Huize Ivicke was occupied by squatters in July 2018, who were willing to carry out emergency repairs on the building to prevent water damage. The squatters stated that they were doing what the owner should have already been doing. In Dutch squatting culture it is common for buildings to be occupied in order to preserve them. Most squatting actions are to provide housing, but buildings are also occupied for political or entrepreneurial reasons.

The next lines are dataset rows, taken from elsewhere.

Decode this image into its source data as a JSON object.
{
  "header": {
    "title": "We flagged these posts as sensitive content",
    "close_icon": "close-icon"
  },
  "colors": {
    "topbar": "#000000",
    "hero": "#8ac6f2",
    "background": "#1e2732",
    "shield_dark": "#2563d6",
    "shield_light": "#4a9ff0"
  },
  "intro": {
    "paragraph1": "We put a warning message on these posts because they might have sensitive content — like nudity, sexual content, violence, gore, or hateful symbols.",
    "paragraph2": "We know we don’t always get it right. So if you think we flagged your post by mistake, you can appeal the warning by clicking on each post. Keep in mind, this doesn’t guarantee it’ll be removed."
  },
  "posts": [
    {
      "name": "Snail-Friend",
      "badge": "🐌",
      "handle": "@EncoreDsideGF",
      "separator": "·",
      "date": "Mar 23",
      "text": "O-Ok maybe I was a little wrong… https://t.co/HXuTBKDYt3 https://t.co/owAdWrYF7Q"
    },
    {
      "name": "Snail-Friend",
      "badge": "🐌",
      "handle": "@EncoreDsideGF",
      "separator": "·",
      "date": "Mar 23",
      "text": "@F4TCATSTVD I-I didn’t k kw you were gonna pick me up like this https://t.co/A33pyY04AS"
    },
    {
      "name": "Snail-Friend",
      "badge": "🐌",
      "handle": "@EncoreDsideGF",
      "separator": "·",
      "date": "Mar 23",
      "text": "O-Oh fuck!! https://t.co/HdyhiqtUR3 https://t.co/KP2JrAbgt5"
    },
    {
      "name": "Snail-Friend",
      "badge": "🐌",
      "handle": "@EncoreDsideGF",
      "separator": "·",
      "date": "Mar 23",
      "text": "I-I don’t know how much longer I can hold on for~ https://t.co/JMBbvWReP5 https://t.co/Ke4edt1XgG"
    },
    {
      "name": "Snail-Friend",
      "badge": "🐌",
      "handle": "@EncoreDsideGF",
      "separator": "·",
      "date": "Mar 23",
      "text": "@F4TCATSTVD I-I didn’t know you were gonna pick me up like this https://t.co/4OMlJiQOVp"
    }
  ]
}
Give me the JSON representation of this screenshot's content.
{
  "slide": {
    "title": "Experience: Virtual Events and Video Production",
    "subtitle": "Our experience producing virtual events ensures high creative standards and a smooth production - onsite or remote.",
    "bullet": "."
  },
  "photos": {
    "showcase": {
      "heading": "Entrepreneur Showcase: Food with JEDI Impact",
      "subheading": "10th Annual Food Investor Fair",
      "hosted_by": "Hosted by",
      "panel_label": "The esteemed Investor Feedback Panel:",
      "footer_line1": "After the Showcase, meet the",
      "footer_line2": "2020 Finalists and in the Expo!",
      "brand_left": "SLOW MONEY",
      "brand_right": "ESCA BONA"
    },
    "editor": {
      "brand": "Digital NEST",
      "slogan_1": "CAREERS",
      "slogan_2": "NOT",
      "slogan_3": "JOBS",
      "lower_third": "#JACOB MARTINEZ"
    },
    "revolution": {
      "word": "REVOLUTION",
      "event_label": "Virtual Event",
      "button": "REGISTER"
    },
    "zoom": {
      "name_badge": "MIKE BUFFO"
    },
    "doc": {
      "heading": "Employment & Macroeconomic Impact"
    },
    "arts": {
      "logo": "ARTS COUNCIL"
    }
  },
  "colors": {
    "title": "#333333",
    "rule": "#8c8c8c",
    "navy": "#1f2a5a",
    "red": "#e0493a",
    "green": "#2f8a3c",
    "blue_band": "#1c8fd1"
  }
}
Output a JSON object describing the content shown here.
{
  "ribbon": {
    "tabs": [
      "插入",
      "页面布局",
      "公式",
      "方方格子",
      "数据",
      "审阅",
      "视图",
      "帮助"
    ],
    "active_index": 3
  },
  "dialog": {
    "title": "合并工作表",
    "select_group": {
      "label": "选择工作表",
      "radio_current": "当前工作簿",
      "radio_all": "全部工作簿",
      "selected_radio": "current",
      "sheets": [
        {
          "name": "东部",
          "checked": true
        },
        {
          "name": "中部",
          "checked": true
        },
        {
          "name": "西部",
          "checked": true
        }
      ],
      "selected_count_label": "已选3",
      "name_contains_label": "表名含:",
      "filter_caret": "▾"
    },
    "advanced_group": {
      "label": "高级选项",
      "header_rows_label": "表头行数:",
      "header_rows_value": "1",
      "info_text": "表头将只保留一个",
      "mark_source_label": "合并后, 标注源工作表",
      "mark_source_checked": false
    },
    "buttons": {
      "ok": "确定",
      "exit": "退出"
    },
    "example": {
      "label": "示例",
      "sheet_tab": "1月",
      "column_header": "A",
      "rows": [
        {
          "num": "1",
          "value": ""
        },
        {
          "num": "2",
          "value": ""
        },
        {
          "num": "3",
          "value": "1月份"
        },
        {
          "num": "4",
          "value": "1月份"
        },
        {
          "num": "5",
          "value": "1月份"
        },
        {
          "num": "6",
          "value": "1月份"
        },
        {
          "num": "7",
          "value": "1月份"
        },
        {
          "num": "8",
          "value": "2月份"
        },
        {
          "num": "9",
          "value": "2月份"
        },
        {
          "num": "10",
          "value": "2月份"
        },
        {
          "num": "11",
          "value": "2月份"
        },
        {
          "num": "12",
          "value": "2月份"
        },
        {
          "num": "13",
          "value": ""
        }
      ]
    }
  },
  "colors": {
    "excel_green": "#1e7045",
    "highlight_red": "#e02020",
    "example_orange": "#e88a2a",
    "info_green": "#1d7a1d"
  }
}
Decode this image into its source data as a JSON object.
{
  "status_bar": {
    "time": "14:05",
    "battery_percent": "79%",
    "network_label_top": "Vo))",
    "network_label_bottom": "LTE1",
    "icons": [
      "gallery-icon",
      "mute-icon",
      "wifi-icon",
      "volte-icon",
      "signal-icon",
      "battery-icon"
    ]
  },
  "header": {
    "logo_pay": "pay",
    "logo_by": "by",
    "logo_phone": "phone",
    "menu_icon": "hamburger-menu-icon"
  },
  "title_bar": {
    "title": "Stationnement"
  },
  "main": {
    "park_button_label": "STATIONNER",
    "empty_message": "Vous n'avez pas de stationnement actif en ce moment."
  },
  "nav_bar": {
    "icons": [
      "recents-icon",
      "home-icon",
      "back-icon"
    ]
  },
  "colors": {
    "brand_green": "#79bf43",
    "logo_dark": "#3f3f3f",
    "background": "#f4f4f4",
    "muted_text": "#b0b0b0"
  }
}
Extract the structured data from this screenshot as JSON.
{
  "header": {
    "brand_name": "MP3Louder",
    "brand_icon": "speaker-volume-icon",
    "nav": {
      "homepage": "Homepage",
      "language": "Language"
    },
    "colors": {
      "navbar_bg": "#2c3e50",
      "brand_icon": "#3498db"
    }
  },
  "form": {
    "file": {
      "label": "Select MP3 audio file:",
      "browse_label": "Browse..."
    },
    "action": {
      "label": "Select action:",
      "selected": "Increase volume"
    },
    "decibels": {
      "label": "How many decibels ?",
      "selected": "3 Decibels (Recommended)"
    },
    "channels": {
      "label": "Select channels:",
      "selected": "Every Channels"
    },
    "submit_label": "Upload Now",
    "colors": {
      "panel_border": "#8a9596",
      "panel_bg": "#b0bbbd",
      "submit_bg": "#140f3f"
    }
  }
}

The local municipality ordered Ronnie van de Putte to repair the building in November 2019 and required him to make it wind- and waterproof within a month. Since he did not do that, a contractor was employed by the municipality in January 2020. According to the squatters, the contractor did a shoddy job, simply nailing plastic sheets to the leaking dormer windows and even creating new problems. The following month, van de Putte had still not begun the essential works, claiming that he was unable to do so because the building was squatted. The municipality did not agree with him. Since van de Putte has never applied for any permissions or permits, it is unlikely a judge would evict the squatters since there is no reason to do so under Dutch law. In January, the building had been sold twice with van de Putte ending up as the owner. The municipality was concerned that by these manoeuvres van de Putte was attempting to evade paying for the necessary renovations.

By March 2020, the province of South Holland had offered to help fund the renovation costs, which it estimated to be around 500,000 euros. The municipality was still struggling to make van de Putte pay for the restoration himself and the province said if that was not possible it would make a contribution. The squatters stated "we stand against this abuse of public funds for a project that does not meet the criteria set by Zuid-Holland's own monument restoration policy, where there is no guarantee the money could be recouped, and which does not guard against a new cycle of neglect and decay". The squatters were eventually evicted in September 2022.